Soon after taking in such great views, we began to make our way out of the brewery for more sightseeing. I decided to join others who wanted to visit the somber old prison, Kilmainham Gaol. This site, by the way, was an item on a scavenger hunt activity we had, which was helpful in seeing Dublin and learning about its culture and history. Just to give an idea of the scavenger hunt, it included:
- taking selfies at several sites
- finding out literary facts
- answering history questions
- riding the DART
- naming some Ireland industries / products
I’ve heard about doing this as a way to tour other cities, including those in the U.S., and wanted to try it sometime in Philly. So, for me, the scavenger hunt was a way of completing a goal I had on my travel to-do list. Of course, I would still love to do this elsewhere.
It was a long walk to the prison and eventually, one student joined me in a taxi ride the rest of way. As we approached our drop-off point, my love of castles stirred when an enormous castle-like gate came into view. This was the entrance to the Irish Museum of Modern Art.
Up at the prison, we bought tickets for a tour that would start in a little while, leaving time for a quick bite to eat first. Nearby was the Patriots Inn, where the sound of cool pop music filled our ears. Flower baskets hung from sunlights at different points throughout the dining area and a stage was just to the right of our group of tables. Besides the delicious food, I was also glad for stopping at the inn to charge my phone again.

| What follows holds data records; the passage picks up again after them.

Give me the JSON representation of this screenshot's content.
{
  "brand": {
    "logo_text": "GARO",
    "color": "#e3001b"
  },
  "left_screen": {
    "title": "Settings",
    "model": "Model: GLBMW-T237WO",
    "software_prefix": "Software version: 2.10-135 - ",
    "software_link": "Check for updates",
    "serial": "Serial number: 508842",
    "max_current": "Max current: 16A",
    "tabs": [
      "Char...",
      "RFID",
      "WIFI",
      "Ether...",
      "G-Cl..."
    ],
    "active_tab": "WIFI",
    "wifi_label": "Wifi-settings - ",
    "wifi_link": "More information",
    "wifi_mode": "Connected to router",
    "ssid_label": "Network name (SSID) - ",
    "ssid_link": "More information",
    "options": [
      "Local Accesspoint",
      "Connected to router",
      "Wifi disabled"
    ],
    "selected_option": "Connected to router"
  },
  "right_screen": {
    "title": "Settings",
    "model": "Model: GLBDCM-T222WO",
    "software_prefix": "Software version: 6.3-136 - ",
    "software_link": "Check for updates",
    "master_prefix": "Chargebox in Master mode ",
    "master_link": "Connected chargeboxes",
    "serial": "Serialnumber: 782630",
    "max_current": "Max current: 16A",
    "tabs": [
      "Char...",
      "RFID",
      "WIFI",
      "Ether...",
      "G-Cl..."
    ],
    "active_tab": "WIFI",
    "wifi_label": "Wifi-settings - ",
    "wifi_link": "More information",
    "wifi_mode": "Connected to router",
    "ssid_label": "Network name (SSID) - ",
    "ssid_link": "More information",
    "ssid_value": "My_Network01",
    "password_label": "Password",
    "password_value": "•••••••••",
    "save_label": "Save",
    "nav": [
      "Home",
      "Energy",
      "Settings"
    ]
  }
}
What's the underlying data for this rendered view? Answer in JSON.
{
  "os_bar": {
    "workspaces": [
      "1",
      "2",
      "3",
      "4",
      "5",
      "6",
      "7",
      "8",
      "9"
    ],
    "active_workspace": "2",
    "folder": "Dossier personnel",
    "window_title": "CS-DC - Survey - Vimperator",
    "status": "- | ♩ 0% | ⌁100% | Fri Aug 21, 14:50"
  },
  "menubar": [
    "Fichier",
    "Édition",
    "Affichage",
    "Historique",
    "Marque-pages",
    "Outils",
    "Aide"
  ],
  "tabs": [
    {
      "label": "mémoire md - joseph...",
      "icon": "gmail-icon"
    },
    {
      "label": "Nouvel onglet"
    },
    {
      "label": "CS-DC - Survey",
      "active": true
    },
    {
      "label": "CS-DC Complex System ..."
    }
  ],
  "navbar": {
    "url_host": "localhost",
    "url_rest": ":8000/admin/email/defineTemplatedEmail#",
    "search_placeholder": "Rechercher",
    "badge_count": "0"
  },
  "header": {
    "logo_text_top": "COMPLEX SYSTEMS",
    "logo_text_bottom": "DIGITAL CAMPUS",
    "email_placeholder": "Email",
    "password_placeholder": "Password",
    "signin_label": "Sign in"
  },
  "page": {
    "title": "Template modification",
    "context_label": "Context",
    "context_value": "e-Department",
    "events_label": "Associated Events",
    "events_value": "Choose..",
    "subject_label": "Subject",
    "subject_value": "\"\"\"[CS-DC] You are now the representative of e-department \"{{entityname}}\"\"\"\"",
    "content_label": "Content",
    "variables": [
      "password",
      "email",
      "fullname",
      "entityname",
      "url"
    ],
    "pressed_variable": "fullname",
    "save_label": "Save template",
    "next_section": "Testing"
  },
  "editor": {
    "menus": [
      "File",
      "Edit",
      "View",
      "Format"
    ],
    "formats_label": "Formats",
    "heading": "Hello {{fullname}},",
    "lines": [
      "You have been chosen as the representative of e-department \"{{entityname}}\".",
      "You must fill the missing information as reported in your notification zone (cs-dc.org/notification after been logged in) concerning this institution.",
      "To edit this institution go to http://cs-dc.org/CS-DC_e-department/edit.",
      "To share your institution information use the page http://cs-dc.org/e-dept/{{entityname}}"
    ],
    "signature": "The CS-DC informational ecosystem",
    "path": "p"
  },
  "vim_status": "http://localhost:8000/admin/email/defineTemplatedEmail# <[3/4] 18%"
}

Before long, our tour time was minutes away and we had to quickly return to Kilmainham Gaol. We joined a number of other visitors in walking along worn, cell-filled halls as the tour guide talked about the prison’s dark past. As we went down a stairway, the wear and tear could be felt along the middle edge of each step. The photo I took of the stairs leading down into a darkened area shows how they were worn down. A chain blocked people off from walking down those steps.
While still in this part of the prison, our tour guide said that it has been featured in a few movies and a U2 video. I hadn’t seen any of the movies he named, so it was a surprise to learn that the history also included film locations.
Once the tour was over, most of us bought tickets for a red hop-on / hop-off City Sightseeing Dublin bus. One person set out on foot to Brazen Head, where we’d be meeting. A mural on an exterior wall revealed the old pub’s age, “ESTD. 1198.” That and a list of culturally significant patrons over the years made it a must-see item on our scavenger hunt.
Walking under a stone archway, we entered an outdoor dining area to the left before going inside and being led into a charming room. An antique cash register sat among candles, teacups and saucers. Hardcover books lined a shelf on the opposite side and a poster celebrating James Joyce’s “Ulysses” and Bloomsday hung on a green section of one wall. Someone’s drawing of the pub was also on display for others to admire.
During our stop at Brazen Head, we all tried some dessert; the slice of chocolate cake I had was so rich and delicious! I also had a beverage called Bulmer’s Cider, which tasted very good. There were souvenirs for sale at the pub, so I bought a t-shirt on the way out.
Outside, our group broke apart as a few hopped back on the bus at its stop just across the River Liffey. Two others wanted to keep going on foot back to campus and at first, I thought I would do so as well. After all the walking, though, I decided to catch a ride back. The bus had left by then, so I just waited at the stop for it to come around again. One bus couldn’t stop at the time, then a taxi showed up. I already had a ticket paid for to use the red bus, good for one more day’s worth of sightseeing and passed on the taxi. Before long, I was on another bus and heading back to Trinity College.
As this day came to an end, we were at the midway point of our stay in Dublin. Two days of leisure time were ahead for seeing other parts of Ireland as well.